В этой стране нет надежды. Даже мусор здесь экологически чист, а движение бесшумно и умиротворенно. Латентное, лактальное, летальное — такова здесь текучесть жизни, знаков и посланий, подвижность тел и машин, таков золотистый цвет волос и пышный расцвет экологически чистых технологий — все это заставляет европейца грезить здесь о смерти и об убийстве, о мотелях для самоубийства, об orgy и cannibalism,[75] чтобы объявить шах этому совершенству океана, света, этой невероятной беззаботности жизни, гиперреальности всех находящихся здесь вещей.
Вот откуда берется фантазм, что земная кора дает трещину, после чего земля погружается в воды Тихого океана, и это конец Калифорнии, ее преступной и скандальной красоте. Ибо невыносимо оказаться живым по ту сторону тяжести бытия, в неповторимой изменчивости неба, прибрежных скал, серфинга, пустынь, в единственно возможной гипотезе счастья.
Но сам сейсмический вызов — это тоже только флирт со смертью, и он является частью природных красот, подобно истории или теории революции, гиперреалистический отзвук которых замолкнет здесь вместе со скромным обаянием предшествующей жизни. Все, что остается здесь от настойчивых исторических требований, — это граффити на пляже, обращенное в открытое море и взывающее не к революционным массам, а к небу, водному простору и прозрачным божествам Тихого океана:
PLEASE, REVOLUTION!
Не случайно ли самая крупная военно-морская база, база 7-го Тихоокеанского флота, который воплощает мировое американское господство и является самой мощной военной силой в мире, оказывается частью этой дерзкой красоты? Именно здесь, где веет прекрасная магия Санта-Аны, из-за гор прилетает ветер пустыни и, чтобы остаться на четыре или пять дней разогнать туман, заставляет гореть землю, искриться море и слепить людей, привыкших к туману; самое прекрасное в Санта-Ане — это ночь на пляже, где купаются как среди бела дня и, подобно вампирам, загорают при лунном свете.
Эта страна без надежды.
Для нас, фанатов эстетики и смысла, культуры, вкуса и соблазна, для нас, считающих прекрасным лишь то, что глубоко нравственно, а увлекательным лишь героическое противопоставление природы и культуры, для нас, неразрывно связанных с авторитетом критического разума и трансцендентности, открыть очарование нонсенса — значит перенести ментальный шок и обрести невиданное освобождение, головокружительный разрыв связей как в пустыне, так и в городах.
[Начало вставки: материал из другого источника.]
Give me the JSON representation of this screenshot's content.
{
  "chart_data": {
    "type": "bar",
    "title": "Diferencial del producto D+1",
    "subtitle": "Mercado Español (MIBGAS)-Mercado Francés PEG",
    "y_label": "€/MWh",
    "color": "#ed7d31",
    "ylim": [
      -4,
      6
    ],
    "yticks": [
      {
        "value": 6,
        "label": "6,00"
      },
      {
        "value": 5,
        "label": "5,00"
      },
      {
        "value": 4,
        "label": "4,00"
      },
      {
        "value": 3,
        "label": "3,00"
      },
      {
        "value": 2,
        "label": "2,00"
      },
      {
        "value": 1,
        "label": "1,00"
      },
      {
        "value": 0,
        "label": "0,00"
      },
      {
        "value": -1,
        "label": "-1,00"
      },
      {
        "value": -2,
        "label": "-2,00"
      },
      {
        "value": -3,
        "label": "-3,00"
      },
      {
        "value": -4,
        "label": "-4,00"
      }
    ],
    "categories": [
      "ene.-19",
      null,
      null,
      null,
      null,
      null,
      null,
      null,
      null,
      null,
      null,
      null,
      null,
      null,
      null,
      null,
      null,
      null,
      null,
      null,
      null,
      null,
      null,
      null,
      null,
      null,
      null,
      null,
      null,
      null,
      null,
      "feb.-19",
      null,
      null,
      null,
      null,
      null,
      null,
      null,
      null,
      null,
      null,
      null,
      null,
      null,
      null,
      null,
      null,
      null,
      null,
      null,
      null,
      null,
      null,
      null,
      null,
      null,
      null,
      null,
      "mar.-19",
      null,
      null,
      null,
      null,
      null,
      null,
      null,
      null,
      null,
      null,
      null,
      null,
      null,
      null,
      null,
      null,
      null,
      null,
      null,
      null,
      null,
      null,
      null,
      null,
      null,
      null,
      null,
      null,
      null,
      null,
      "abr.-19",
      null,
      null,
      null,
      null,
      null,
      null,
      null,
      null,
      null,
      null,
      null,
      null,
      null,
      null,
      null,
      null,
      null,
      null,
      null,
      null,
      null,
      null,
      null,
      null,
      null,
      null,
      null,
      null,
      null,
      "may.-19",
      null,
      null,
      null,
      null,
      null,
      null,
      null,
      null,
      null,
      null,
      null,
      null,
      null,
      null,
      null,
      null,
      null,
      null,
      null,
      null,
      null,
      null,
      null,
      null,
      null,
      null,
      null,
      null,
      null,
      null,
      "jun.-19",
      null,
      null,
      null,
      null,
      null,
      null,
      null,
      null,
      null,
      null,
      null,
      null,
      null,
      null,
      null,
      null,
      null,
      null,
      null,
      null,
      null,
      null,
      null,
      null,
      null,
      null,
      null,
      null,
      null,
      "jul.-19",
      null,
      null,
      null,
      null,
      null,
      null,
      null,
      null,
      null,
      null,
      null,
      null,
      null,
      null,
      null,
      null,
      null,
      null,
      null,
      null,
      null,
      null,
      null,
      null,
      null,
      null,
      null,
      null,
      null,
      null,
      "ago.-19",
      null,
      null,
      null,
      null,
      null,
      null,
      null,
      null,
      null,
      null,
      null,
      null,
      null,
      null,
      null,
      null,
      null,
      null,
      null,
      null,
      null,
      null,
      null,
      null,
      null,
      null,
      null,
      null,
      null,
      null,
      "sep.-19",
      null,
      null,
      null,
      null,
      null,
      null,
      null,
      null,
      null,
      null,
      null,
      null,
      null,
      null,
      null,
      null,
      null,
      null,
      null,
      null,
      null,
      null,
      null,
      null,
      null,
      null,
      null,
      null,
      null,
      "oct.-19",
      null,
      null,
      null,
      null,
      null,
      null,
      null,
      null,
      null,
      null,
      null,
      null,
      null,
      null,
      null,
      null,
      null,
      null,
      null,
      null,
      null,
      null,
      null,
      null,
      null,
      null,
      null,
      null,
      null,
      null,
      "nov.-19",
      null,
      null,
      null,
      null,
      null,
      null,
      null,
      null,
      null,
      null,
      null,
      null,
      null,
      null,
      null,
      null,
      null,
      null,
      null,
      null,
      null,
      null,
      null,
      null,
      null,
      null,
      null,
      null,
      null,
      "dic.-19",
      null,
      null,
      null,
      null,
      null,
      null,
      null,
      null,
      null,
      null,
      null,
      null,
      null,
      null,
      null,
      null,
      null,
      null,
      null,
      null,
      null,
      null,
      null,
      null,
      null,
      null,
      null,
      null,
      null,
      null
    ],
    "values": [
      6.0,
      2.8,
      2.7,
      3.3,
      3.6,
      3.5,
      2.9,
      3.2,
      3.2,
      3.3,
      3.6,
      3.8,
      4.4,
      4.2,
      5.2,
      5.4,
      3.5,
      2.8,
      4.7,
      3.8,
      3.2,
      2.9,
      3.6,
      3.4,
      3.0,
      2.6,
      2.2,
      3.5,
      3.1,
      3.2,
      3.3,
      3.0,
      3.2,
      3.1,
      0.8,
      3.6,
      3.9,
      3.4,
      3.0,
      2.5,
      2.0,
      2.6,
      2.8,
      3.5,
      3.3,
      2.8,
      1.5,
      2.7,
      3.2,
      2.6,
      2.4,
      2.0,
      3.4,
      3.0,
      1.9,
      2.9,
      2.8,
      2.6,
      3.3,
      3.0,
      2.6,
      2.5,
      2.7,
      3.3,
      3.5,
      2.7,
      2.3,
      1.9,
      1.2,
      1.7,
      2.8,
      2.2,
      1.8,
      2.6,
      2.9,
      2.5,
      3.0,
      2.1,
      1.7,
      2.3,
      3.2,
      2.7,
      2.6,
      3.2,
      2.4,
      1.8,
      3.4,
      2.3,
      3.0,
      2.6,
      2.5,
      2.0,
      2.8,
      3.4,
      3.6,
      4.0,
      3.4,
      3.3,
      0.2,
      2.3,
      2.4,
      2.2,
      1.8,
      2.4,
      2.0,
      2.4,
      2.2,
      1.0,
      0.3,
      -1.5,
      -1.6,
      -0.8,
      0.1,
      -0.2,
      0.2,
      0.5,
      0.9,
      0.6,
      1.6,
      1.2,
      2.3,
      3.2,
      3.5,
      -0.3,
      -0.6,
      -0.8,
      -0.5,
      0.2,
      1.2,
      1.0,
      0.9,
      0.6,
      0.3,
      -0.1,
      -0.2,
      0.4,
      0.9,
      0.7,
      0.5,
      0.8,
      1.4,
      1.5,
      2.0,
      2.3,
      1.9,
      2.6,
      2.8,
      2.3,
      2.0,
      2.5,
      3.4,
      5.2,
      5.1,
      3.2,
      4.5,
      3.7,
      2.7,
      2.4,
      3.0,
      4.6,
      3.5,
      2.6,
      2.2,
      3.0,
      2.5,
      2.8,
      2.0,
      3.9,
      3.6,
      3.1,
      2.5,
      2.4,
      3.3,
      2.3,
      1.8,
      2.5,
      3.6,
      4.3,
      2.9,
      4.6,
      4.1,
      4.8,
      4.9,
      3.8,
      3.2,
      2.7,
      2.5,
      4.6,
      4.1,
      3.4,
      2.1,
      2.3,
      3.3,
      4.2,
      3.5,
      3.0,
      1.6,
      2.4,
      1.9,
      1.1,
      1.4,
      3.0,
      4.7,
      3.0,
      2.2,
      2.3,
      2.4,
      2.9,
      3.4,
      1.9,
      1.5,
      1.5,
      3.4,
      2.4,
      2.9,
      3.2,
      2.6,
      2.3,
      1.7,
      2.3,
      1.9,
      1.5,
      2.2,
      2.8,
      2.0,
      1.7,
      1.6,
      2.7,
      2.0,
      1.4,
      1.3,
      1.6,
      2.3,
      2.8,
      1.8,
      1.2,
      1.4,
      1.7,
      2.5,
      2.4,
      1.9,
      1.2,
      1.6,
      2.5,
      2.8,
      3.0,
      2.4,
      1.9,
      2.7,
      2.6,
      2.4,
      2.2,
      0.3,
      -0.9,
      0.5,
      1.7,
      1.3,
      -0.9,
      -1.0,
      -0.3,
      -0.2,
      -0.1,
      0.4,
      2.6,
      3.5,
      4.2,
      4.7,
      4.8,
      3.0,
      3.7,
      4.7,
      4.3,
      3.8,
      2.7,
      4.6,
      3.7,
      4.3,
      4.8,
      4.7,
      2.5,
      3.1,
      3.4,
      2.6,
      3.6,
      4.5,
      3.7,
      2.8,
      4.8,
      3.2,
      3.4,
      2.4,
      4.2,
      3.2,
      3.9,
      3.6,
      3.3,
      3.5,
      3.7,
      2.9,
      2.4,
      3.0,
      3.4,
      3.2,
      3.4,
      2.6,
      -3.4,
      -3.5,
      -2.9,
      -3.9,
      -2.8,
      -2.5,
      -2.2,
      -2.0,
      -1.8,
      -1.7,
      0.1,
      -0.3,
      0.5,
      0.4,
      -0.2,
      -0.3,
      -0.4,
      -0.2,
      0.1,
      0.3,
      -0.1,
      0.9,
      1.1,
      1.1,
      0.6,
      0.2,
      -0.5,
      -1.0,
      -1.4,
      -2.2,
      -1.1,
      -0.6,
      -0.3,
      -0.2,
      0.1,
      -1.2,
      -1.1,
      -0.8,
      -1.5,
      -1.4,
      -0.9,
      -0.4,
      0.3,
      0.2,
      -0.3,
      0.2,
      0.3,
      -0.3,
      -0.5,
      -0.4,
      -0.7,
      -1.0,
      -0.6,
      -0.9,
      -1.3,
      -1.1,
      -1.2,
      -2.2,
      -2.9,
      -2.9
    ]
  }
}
Узнать, что можно получать наслаждение от устранения всякой культуры и воодушевляться торжеством безразличия.
Я говорю об американских пустынях и городах, которые не являются таковыми… Не об оазисах, не о памятниках, а о бесконечном путешествии по неорганическому миру и автотрассам. Повсюду: Лос-Анджелес или Твенти Найн Палмз, Лас Вегас или Боррего Спрингз…
Я говорю не о желании: о пустыне. Желание — это еще одна тяжкая зависимость, в Европе мы живем его остатками, остатками агонизирующей критической культуры. Здесь же города — движущиеся пустыни. Ни монументов, ни истории: одна только экзальтация движущихся пустынь и симуляции. В бескрайних городах та же дикость, что и в полной тишине Бесплодных земель. Почему Лос-Анджелес и пустыни так очаровывают? Наверное, потому, что всякая глубина здесь упразднена и осталась одна сияющая, подвижная и поверхностная нейтральность, вызов смыслу и глубине, вызов природе и культуре, запредельное гиперпространство, у которого нет ни истока, ни референций.
Во всем этом нет ни чар, ни соблазна. Соблазн в других странах, в Италии, в отдельных пейзажах, ставших картинами, столь же окультуренных и рафинированных в своих очертаниях, как города и музеи, в которых они хранятся. Обозначенное, очерченное пространство, в высшей степени привлекательное, в котором смысл посреди этой роскоши превращается в конце концов в простое украшение. Здесь же все совершенно наоборот: не соблазн, но абсолютное очарование, очарование исчезновения всех критических и эстетических форм жизни, в излучении ни с чем не соотнесенной нейтральности, имманентной и солнечной. Нейтральность пустыни: неподвижность без желания. Нейтральность Лос-Анджелеса: бессмысленное движение без желания. Конец эстетики.
Улетучилась не только декоративная эстетика (природная или архитектурная), но и эстетика тел и языка, всего того, что составляет ментальный и социальный габитус европейца, в особенности романоязычного, эта постоянная комедия дель арте, пафос и риторика социальных связей, драматизация речи, ловушки языка, аура макияжа и искусственность жестов. Весь эстетический и риторический шарм совращения, вкуса, очарования, театра, но вместе с тем и противоречия, насилия, всегда связанного с дискурсом, игрой, дистанцией, искусственностью. Наш универсум никогда не пустынен, он театрален. Всегда двусмысленный. Всегда культурный, и немного смешной в своей наследственной культурности.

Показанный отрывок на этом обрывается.